Waszczykowski ma nadzieję, że PiS utrzyma sojusz z Orbanem. „To nie on utuczył Putina”

Witold Waszczykowski
Witold Waszczykowski Źródło: Newspix.pl / Stanislaw Krzywy
Witold Waszczykowski stwierdził, że „kibicował Fideszowi, bo nie było komu innemu kibicować”, a wygrana partii Viktora Orbana może „pomóc nam w UE”. Ocenił też, że Orban nie wspiera Władimira Putina „w takim stopniu”, jak inni przywódcy krajów Unii Europejskiej. – Nie ma co wieszać psów na Orbanie – przekonywał w rozmowie z „Rzeczpospolitą”.

Rządzący Fidesz zdecydowanie pokonał opozycję i wygrał wybory parlamentarne na Węgrzech. Po ogłoszeniu częściowych wyników Viktor Orban nie krył radości ze zwycięstwa. Obecnie sporo wątpliwości budzi jednak jego stosunek do wojny na Ukrainie, Rosji i samego Władimira Putina. Orban krytykował nakładane na Rosję sankcje, a już na samym początku inwazji pojawiły się doniesienia, że Węgry nie tylko nie wyślą Ukrainie broni, ale nie pozwolą nawet na jej transport przez swoje terytorium.

Dlatego zaczęły pojawiać się pytania, czy PiS będzie podtrzymywało swój sojusz z Węgrami.
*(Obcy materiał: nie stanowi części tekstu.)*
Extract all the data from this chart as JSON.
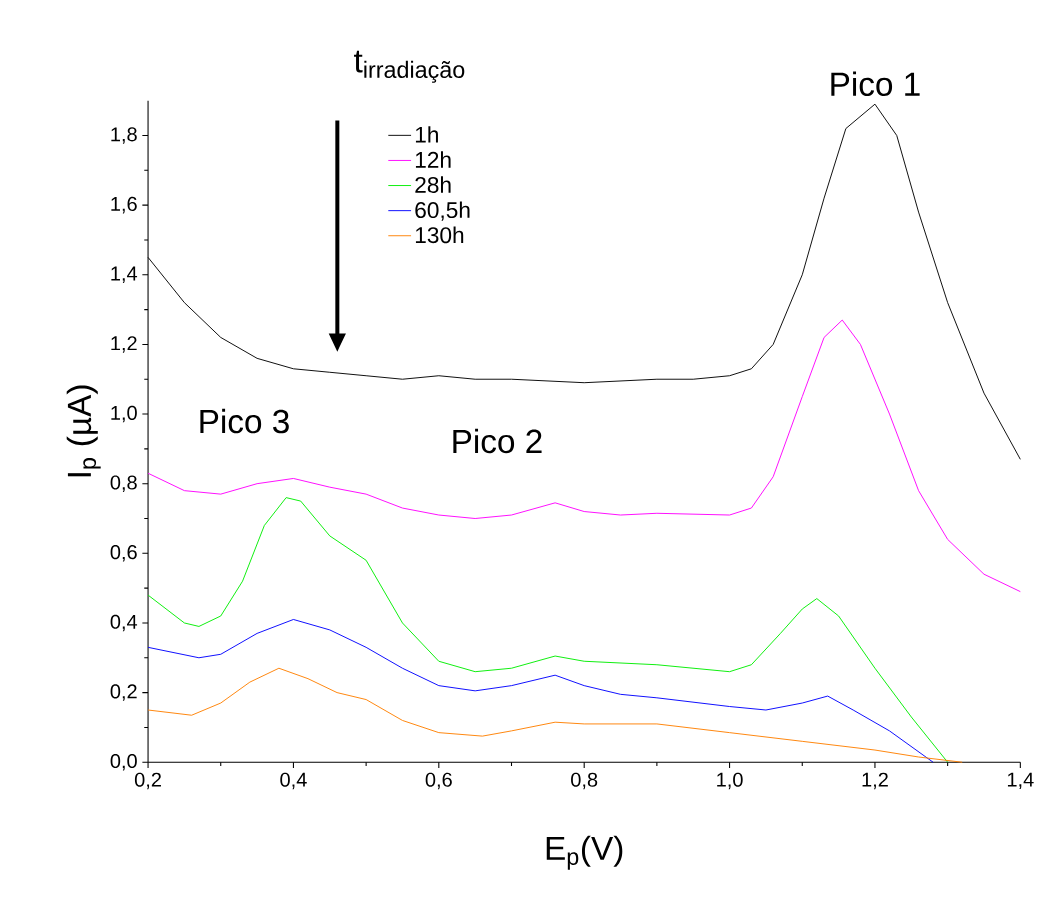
{
  "chart_data": {
    "type": "line",
    "xlabel": "E$_{p}$(V)",
    "ylabel": "I$_{p}$ (µA)",
    "xlim": [
      0.2,
      1.4
    ],
    "ylim": [
      0,
      1.9
    ],
    "xticks": [
      {
        "value": 0.2,
        "label": "0,2"
      },
      {
        "value": 0.4,
        "label": "0,4"
      },
      {
        "value": 0.6,
        "label": "0,6"
      },
      {
        "value": 0.8,
        "label": "0,8"
      },
      {
        "value": 1.0,
        "label": "1,0"
      },
      {
        "value": 1.2,
        "label": "1,2"
      },
      {
        "value": 1.4,
        "label": "1,4"
      }
    ],
    "yticks": [
      {
        "value": 0.0,
        "label": "0,0"
      },
      {
        "value": 0.2,
        "label": "0,2"
      },
      {
        "value": 0.4,
        "label": "0,4"
      },
      {
        "value": 0.6,
        "label": "0,6"
      },
      {
        "value": 0.8,
        "label": "0,8"
      },
      {
        "value": 1.0,
        "label": "1,0"
      },
      {
        "value": 1.2,
        "label": "1,2"
      },
      {
        "value": 1.4,
        "label": "1,4"
      },
      {
        "value": 1.6,
        "label": "1,6"
      },
      {
        "value": 1.8,
        "label": "1,8"
      }
    ],
    "legend": "top left",
    "grid": false,
    "marker": "none",
    "line_style": "solid",
    "annotations": [
      "\\mathrm{t}_{\\text{irradiação}}",
      {
        "text": "Pico 1",
        "x": 1.2,
        "y": 1.9
      },
      "Pico 2",
      "Pico 3"
    ],
    "series": [
      {
        "name": "1h",
        "color": "#000000",
        "x": [
          0.2,
          0.25,
          0.3,
          0.35,
          0.4,
          0.45,
          0.5,
          0.55,
          0.6,
          0.65,
          0.7,
          0.8,
          0.9,
          0.95,
          1.0,
          1.03,
          1.06,
          1.1,
          1.13,
          1.16,
          1.2,
          1.23,
          1.26,
          1.3,
          1.35,
          1.4
        ],
        "values": [
          1.45,
          1.32,
          1.22,
          1.16,
          1.13,
          1.12,
          1.11,
          1.1,
          1.11,
          1.1,
          1.1,
          1.09,
          1.1,
          1.1,
          1.11,
          1.13,
          1.2,
          1.4,
          1.62,
          1.82,
          1.89,
          1.8,
          1.58,
          1.32,
          1.06,
          0.87
        ]
      },
      {
        "name": "12h",
        "color": "#ff00ff",
        "x": [
          0.2,
          0.25,
          0.3,
          0.35,
          0.4,
          0.45,
          0.5,
          0.55,
          0.6,
          0.65,
          0.7,
          0.76,
          0.8,
          0.85,
          0.9,
          1.0,
          1.03,
          1.06,
          1.1,
          1.13,
          1.155,
          1.18,
          1.22,
          1.26,
          1.3,
          1.35,
          1.4
        ],
        "values": [
          0.83,
          0.78,
          0.77,
          0.8,
          0.815,
          0.79,
          0.77,
          0.73,
          0.71,
          0.7,
          0.71,
          0.745,
          0.72,
          0.71,
          0.715,
          0.71,
          0.73,
          0.82,
          1.05,
          1.22,
          1.27,
          1.2,
          1.0,
          0.78,
          0.64,
          0.54,
          0.49
        ]
      },
      {
        "name": "28h",
        "color": "#00ee00",
        "x": [
          0.2,
          0.25,
          0.27,
          0.3,
          0.33,
          0.36,
          0.39,
          0.41,
          0.45,
          0.5,
          0.55,
          0.6,
          0.65,
          0.7,
          0.76,
          0.8,
          0.9,
          1.0,
          1.03,
          1.07,
          1.1,
          1.12,
          1.15,
          1.2,
          1.25,
          1.3
        ],
        "values": [
          0.48,
          0.4,
          0.39,
          0.42,
          0.52,
          0.68,
          0.76,
          0.75,
          0.65,
          0.58,
          0.4,
          0.29,
          0.26,
          0.27,
          0.305,
          0.29,
          0.28,
          0.26,
          0.28,
          0.37,
          0.44,
          0.47,
          0.42,
          0.27,
          0.13,
          0.0
        ]
      },
      {
        "name": "60,5h",
        "color": "#0000ff",
        "x": [
          0.2,
          0.27,
          0.3,
          0.35,
          0.4,
          0.45,
          0.5,
          0.55,
          0.6,
          0.65,
          0.7,
          0.76,
          0.8,
          0.85,
          0.9,
          1.0,
          1.05,
          1.1,
          1.135,
          1.17,
          1.22,
          1.28
        ],
        "values": [
          0.33,
          0.3,
          0.31,
          0.37,
          0.41,
          0.38,
          0.33,
          0.27,
          0.22,
          0.205,
          0.22,
          0.25,
          0.22,
          0.195,
          0.185,
          0.16,
          0.15,
          0.17,
          0.19,
          0.15,
          0.09,
          0.0
        ]
      },
      {
        "name": "130h",
        "color": "#ff8000",
        "x": [
          0.2,
          0.26,
          0.3,
          0.34,
          0.38,
          0.42,
          0.46,
          0.5,
          0.55,
          0.6,
          0.66,
          0.7,
          0.76,
          0.8,
          0.9,
          1.0,
          1.1,
          1.2,
          1.26,
          1.32
        ],
        "values": [
          0.15,
          0.135,
          0.17,
          0.23,
          0.27,
          0.24,
          0.2,
          0.18,
          0.12,
          0.085,
          0.075,
          0.09,
          0.115,
          0.11,
          0.11,
          0.085,
          0.06,
          0.035,
          0.015,
          0.0
        ]
      }
    ]
  }
}
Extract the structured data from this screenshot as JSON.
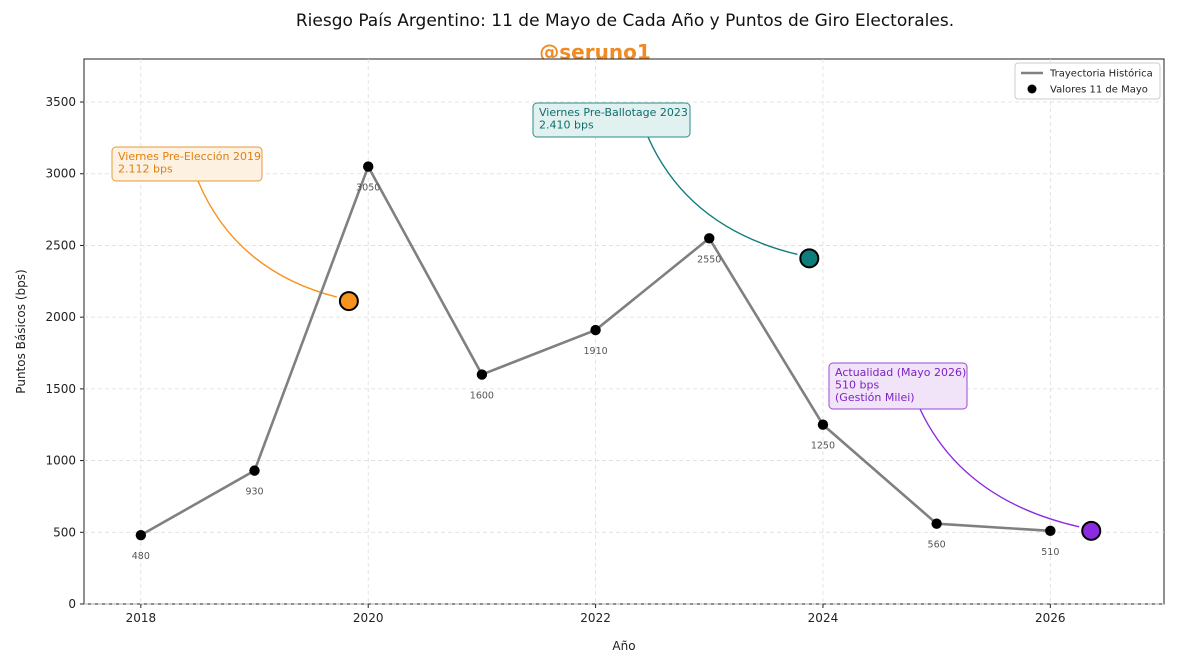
{
  "chart_data": {
    "type": "line",
    "title": "Riesgo País Argentino: 11 de Mayo de Cada Año y Puntos de Giro Electorales.",
    "subtitle": "@seruno1",
    "xlabel": "Año",
    "ylabel": "Puntos Básicos (bps)",
    "xlim": [
      2017.5,
      2027.0
    ],
    "ylim": [
      0,
      3800
    ],
    "xticks": [
      2018,
      2020,
      2022,
      2024,
      2026
    ],
    "yticks": [
      0,
      500,
      1000,
      1500,
      2000,
      2500,
      3000,
      3500
    ],
    "grid": true,
    "legend_position": "top-right",
    "legend": [
      {
        "label": "Trayectoria Histórica",
        "kind": "line",
        "color": "#808080"
      },
      {
        "label": "Valores 11 de Mayo",
        "kind": "marker",
        "color": "#000000"
      }
    ],
    "series": [
      {
        "name": "Trayectoria Histórica",
        "color": "#808080",
        "x": [
          2018,
          2019,
          2020,
          2021,
          2022,
          2023,
          2024,
          2025,
          2026
        ],
        "y": [
          480,
          930,
          3050,
          1600,
          1910,
          2550,
          1250,
          560,
          510
        ],
        "labels": [
          "480",
          "930",
          "3050",
          "1600",
          "1910",
          "2550",
          "1250",
          "560",
          "510"
        ]
      }
    ],
    "highlights": [
      {
        "x": 2019.83,
        "y": 2112,
        "color": "#f7931e",
        "text": [
          "Viernes Pre-Elección 2019",
          "2.112 bps"
        ],
        "box_fill": "#fdf1e1",
        "box_stroke": "#e59a3c",
        "text_color": "#e07f12"
      },
      {
        "x": 2023.88,
        "y": 2410,
        "color": "#0e7c7b",
        "text": [
          "Viernes Pre-Ballotage 2023",
          "2.410 bps"
        ],
        "box_fill": "#e1f1f0",
        "box_stroke": "#2a8a88",
        "text_color": "#0e6e6d"
      },
      {
        "x": 2026.36,
        "y": 510,
        "color": "#8a2be2",
        "text": [
          "Actualidad (Mayo 2026)",
          "510 bps",
          "(Gestión Milei)"
        ],
        "box_fill": "#f1e4f8",
        "box_stroke": "#9b47d6",
        "text_color": "#7d22c4"
      }
    ],
    "colors": {
      "handle": "#f08a24",
      "line": "#808080",
      "marker": "#000000"
    }
  }
}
Po ogłoszeniu wyników premier Mateusz Morawiecki stwierdził, że „jest to czwarte z kolei zwycięstwo” Fideszu i to „najwyższe zwycięstwo większością konstytucyjną, a więc demokratyczne wybory trzeba uszanować”. O to samo „Rzeczpospolita” zapytała byłego szefa MSZ, obecnie europosła PiS, Witolda Waszczykowskiego.
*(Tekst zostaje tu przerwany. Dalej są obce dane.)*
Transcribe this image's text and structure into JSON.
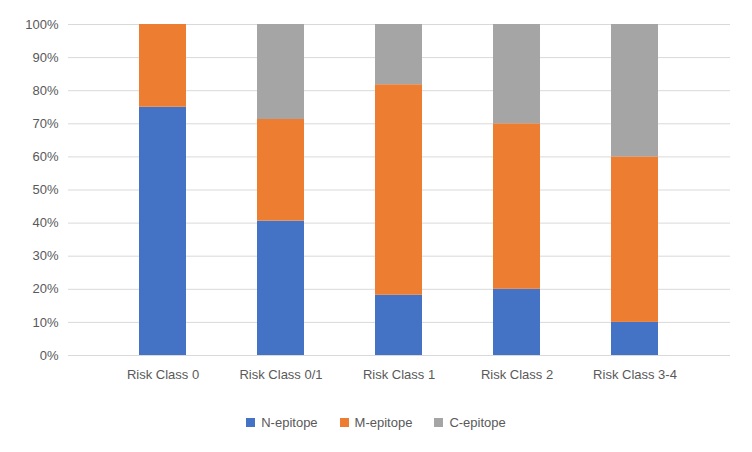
{
  "chart_data": {
    "type": "bar",
    "stacked": true,
    "categories": [
      "Risk Class 0",
      "Risk Class 0/1",
      "Risk Class 1",
      "Risk Class 2",
      "Risk Class 3-4"
    ],
    "series": [
      {
        "name": "N-epitope",
        "color": "#4472c4",
        "values": [
          75,
          40.6,
          18.2,
          20,
          10
        ]
      },
      {
        "name": "M-epitope",
        "color": "#ed7d31",
        "values": [
          25,
          30.7,
          63.6,
          50,
          50
        ]
      },
      {
        "name": "C-epitope",
        "color": "#a5a5a5",
        "values": [
          0,
          28.7,
          18.2,
          30,
          40
        ]
      }
    ],
    "ylim": [
      0,
      100
    ],
    "yticks": [
      {
        "value": 0,
        "label": "0%"
      },
      {
        "value": 10,
        "label": "10%"
      },
      {
        "value": 20,
        "label": "20%"
      },
      {
        "value": 30,
        "label": "30%"
      },
      {
        "value": 40,
        "label": "40%"
      },
      {
        "value": 50,
        "label": "50%"
      },
      {
        "value": 60,
        "label": "60%"
      },
      {
        "value": 70,
        "label": "70%"
      },
      {
        "value": 80,
        "label": "80%"
      },
      {
        "value": 90,
        "label": "90%"
      },
      {
        "value": 100,
        "label": "100%"
      }
    ],
    "grid": true,
    "legend": "bottom"
  }
}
Waszczykowski: Kibicowałem Fideszowi

– Kibicowałem Fideszowi, bo nie było komu innemu kibicować. Po drugiej stronie przeciwnikiem Orbana był zlepek sześciu partii bez programu konkretnego, bijących się między sobą. Uważam, że wygrana Orbana to kontynuacja pewnej stabilnej polityki węgierskiej, którą znamy, która może nam pomóc w UE – powiedział Witold Waszczykowski.

Stwierdził też, że po kampanii wyborczej, która „trochę przecięła współpracę w regionie”, wszystko może „wrócić do normy”. Ocenił też, że Orban nie wspiera Władimira Putina „w takim stopniu” jak... inni przywódcy krajów Unii Europejskiej. – Natomiast szereg jego wypowiedzi to wypowiedzi niefortunne. Na szczęście tym wypowiedziom nie towarzyszy zachowanie. Rząd Orbana poparł sankcje wobec Rosji, a poza tą retoryką nic innego, zdrożnego nie robi – zauważał.
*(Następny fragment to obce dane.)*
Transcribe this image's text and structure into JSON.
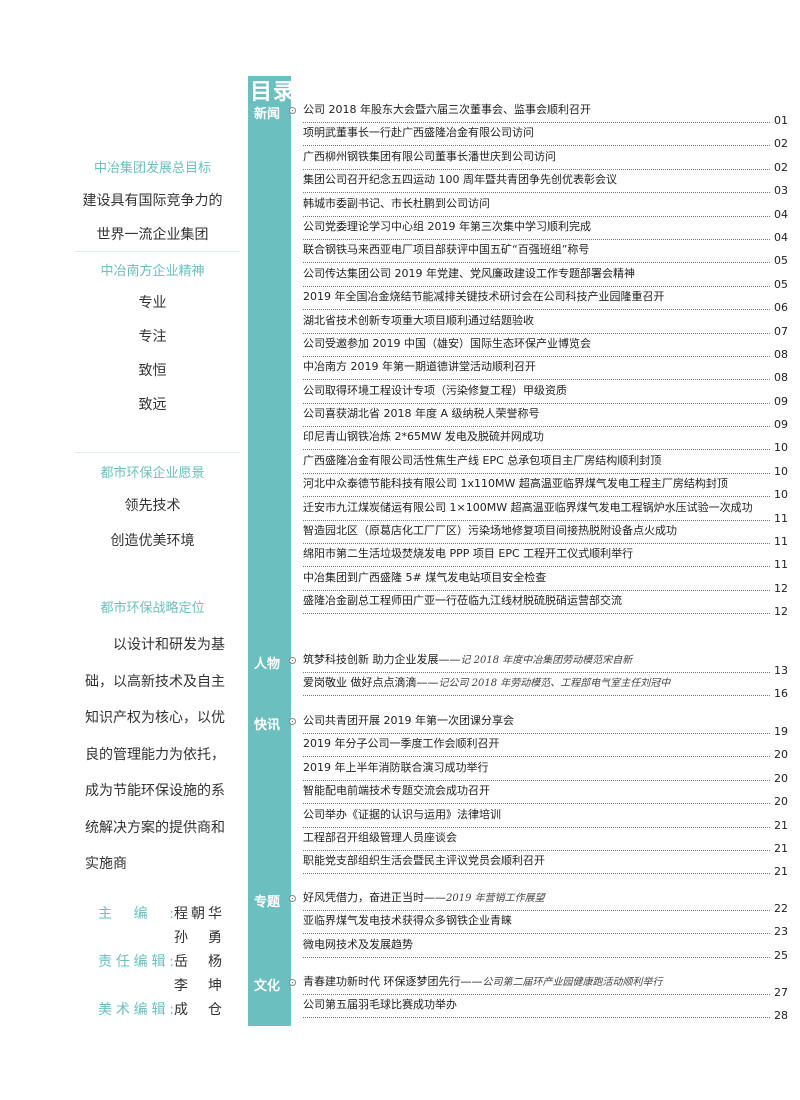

– Nikt nie prosi Orbana, by przepuścił jakiś transport broni na Ukrainę, Węgry nie są najistotniejszym państwem w rozgrywce między Rosją a Ukrainą, wszystko co można dostarczyć Ukrainie, łącznie z pomocą wojskową, przechodzi przez Polskę. Węgry przyjmują uchodźców z Ukrainy – przekonywał Waszczykowski. Stwierdził też, że PiS „rozumie sytuację Orbana i jego powiązania, układy z Rosją”, a dla Węgier „nie ma alternatywy”.

PiS odpuści sojusz z Orbanem, Le Pen i Salvinim?”Wiele nas łączy„

Były szef MSZ ocenił, że węgierski rząd jest „lojalnym partnerem UE”, bo „akceptuje i realizuje sankcje”, a jednocześnie „nie utuczył Putina”. – Nie on budował mu gazociągi do Europy, to nie on wetuje sankcje jako najważniejszy, te sankcje są wetowane przez Niemców, Francuzów, Włochów, Holendrów kilka innych państw. Nie ma co wieszać psów na Orbanie – mówił Waszczykowski.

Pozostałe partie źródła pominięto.